The combined effect (simultanous application of the hand and heel) might, at first blush, appear to break one of the first principles of Baucherism, namely, never apply the hand and the heel simultaneously, know as “Hand without legs, legs without hand“. And, technically, it does compromise the principle – but only from our perspective, not from the horse’s. How is this?
The essence of the principle is to avoid the horse ever becoming confused by thinking we’re ordering him to “stop” and “go” at the same time. The combined effect does not actually break the rule in the horse’s mind, because what it actually communicates is: “stop and stop” (at the same time). And its effectiveness is nothing to do with pain from the bit and/or pain from the spurs, nor pain from both simultaneously. It’s that he is completely contained and enclosed within the aids, and has no “move” to make. The hand prevents any escape of the aids through forward motion and ducking below the bit. At this point, he’s convinced of this ‘fact’ through prior jaw flexions and the’ lesson of the hand’. The legs prevent any means of escape backward or laterally – which he knows (separately) via the lesson of the heel*. It is mentally quite claustrophobic for him, but not physically abusive. He simply cannot compute any answer other than to hold still (because there is no other answer), at which point his anxiety is immediately relieved by our release of the hand and the heel for as long as he complies, reinforcing the very behavior we want each time we resort to such means. Getting straight and still makes his world a great place to be every time – moreover, he is reflexively inclined to bring his hind legs further beneath him.
The horse’s subsequent awareness of our potential recourse to the combined effect speedily obviates the need for it as an ad hoc corrective or emergency brake. He will begin rapidly preparing to immobilize himself upon sensing the approach of both aids simultaneously, anticipating our intent well before we have to make good on the threat.

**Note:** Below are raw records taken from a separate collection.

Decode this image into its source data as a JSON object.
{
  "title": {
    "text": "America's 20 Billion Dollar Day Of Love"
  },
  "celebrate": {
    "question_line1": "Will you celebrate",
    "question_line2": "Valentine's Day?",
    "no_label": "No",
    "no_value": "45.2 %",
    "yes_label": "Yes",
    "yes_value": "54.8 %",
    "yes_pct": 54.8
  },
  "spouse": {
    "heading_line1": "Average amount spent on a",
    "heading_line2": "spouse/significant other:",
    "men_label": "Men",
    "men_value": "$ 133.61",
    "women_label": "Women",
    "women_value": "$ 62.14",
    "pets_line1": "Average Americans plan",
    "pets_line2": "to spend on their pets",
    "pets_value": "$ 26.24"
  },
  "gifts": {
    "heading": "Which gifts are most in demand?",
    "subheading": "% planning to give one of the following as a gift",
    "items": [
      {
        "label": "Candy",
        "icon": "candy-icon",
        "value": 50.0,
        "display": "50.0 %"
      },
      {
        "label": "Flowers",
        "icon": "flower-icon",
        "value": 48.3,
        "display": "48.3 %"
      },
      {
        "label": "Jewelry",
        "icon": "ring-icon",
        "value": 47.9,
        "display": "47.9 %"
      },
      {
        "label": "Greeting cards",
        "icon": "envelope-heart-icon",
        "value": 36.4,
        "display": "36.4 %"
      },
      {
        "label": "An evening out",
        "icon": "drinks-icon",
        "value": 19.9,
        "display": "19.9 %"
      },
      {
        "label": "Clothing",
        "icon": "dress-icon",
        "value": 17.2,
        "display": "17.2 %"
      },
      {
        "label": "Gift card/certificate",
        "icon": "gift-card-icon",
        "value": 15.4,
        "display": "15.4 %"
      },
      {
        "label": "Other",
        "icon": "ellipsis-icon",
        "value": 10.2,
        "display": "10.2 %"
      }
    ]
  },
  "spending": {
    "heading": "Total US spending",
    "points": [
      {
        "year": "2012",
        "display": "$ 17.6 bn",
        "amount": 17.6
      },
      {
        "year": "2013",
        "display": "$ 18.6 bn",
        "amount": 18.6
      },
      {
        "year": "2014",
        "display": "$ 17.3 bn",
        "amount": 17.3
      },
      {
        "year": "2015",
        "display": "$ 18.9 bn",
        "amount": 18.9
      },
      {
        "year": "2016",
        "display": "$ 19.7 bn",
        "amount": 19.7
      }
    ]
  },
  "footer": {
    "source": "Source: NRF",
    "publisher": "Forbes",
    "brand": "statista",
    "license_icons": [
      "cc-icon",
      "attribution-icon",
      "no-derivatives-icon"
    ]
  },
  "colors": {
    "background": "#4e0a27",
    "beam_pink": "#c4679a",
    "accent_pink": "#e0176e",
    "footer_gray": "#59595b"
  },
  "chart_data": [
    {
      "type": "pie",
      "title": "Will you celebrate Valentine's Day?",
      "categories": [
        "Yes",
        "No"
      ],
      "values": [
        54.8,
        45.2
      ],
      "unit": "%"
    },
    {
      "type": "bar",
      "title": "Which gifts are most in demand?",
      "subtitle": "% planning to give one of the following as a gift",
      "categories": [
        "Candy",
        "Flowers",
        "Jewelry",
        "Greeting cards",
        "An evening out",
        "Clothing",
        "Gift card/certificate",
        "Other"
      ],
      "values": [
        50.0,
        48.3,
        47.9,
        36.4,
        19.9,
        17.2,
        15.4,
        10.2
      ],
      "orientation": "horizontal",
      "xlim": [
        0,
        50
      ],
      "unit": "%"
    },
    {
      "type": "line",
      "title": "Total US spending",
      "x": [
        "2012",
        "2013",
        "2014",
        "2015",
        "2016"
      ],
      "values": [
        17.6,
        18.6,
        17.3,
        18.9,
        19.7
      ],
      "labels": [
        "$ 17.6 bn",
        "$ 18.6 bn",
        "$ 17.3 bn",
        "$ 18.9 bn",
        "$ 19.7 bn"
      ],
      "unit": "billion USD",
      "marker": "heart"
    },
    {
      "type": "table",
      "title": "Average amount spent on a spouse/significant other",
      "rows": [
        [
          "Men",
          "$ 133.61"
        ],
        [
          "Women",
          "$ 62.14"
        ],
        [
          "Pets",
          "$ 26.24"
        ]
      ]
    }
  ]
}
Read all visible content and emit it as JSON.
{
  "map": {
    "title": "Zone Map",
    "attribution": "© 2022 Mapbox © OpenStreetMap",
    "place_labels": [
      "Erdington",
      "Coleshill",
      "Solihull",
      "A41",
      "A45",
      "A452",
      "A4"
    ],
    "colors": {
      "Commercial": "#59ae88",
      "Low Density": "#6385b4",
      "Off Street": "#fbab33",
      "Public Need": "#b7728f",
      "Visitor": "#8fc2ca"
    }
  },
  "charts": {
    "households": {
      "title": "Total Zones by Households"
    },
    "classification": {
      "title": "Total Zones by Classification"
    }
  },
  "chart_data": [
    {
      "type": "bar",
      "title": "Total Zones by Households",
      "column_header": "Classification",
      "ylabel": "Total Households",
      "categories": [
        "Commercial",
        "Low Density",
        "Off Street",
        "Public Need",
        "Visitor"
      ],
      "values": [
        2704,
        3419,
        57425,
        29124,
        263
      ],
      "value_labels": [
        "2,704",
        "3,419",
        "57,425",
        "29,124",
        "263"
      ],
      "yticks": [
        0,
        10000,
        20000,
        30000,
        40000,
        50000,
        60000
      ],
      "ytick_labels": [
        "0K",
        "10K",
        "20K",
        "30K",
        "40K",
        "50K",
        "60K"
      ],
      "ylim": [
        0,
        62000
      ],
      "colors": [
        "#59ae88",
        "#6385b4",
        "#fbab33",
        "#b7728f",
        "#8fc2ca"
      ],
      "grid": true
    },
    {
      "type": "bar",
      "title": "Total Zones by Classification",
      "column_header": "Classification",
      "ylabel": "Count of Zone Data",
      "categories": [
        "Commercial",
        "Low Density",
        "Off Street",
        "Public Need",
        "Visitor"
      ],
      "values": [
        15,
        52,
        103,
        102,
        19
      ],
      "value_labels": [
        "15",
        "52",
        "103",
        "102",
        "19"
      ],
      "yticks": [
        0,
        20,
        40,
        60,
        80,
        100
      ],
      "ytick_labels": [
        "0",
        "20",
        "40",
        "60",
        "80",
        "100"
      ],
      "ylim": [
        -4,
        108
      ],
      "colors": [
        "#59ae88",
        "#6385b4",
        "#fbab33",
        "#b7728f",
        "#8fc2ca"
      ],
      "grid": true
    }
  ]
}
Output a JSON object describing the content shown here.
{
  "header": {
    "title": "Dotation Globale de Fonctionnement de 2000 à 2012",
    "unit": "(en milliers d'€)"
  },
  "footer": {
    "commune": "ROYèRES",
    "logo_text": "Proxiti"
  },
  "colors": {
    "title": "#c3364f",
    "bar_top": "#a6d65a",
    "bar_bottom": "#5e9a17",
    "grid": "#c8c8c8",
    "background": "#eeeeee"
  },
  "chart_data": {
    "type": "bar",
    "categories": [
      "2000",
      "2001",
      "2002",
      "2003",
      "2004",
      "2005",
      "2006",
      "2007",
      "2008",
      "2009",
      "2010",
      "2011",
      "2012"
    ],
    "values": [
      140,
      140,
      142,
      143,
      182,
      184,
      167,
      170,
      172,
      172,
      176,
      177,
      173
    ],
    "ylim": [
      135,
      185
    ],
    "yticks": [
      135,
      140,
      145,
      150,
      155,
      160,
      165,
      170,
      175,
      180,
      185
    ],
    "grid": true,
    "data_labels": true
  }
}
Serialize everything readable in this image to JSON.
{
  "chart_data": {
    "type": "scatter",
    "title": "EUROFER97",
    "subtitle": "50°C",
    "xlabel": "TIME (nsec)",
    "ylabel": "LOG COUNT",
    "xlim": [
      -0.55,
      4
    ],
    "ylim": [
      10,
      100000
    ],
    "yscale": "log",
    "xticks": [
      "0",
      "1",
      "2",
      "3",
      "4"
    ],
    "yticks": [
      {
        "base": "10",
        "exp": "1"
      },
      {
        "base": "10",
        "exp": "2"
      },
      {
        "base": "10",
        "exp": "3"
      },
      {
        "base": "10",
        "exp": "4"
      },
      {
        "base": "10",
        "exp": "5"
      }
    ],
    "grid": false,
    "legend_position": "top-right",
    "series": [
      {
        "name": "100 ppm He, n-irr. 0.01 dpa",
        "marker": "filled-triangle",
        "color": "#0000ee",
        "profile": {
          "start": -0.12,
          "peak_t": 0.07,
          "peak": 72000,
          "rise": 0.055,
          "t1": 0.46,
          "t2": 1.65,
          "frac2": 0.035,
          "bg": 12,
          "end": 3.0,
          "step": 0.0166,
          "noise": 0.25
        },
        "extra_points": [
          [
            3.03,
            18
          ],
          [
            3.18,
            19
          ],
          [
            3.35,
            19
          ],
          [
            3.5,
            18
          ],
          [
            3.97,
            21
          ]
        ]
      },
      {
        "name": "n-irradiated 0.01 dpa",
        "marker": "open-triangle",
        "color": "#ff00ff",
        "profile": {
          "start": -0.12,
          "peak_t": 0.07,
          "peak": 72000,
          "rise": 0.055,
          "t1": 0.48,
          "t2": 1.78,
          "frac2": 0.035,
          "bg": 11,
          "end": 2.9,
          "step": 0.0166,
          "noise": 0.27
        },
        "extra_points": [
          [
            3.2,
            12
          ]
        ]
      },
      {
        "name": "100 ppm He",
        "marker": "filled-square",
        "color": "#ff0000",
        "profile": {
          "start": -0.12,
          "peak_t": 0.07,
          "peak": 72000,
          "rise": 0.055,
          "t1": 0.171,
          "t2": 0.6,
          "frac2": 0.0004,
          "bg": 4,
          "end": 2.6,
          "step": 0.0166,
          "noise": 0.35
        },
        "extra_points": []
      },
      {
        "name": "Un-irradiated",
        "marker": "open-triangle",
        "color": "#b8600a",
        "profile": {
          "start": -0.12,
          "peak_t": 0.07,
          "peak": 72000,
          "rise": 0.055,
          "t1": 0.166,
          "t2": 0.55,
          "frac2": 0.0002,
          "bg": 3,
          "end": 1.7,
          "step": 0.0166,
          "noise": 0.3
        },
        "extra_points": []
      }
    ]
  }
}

Respect for the heel is installed immediately, as will be evidenced by his telepathic response to the most subtle pressure of the calf when asked to mobilize, collect, or halt (concepts I will expand upon in more detail when we address Baucherist communications). For now, suffice it to say, once you have obtained a secure seat – such that you may position your legs independently without, in any event, using them to balance or grip, you’ll need to become acclimated to riding with spurs to advance your riding capability. Wear them with dignity and some swagger once you’ve earned them by learning to use them with finesse, and as the instruments they are intended to be. Only microbes will mistake you for the wrong sort of “cowboy”. I will declare you a burgeoning ecuyer, and we shall leave the underclassmen to themselves.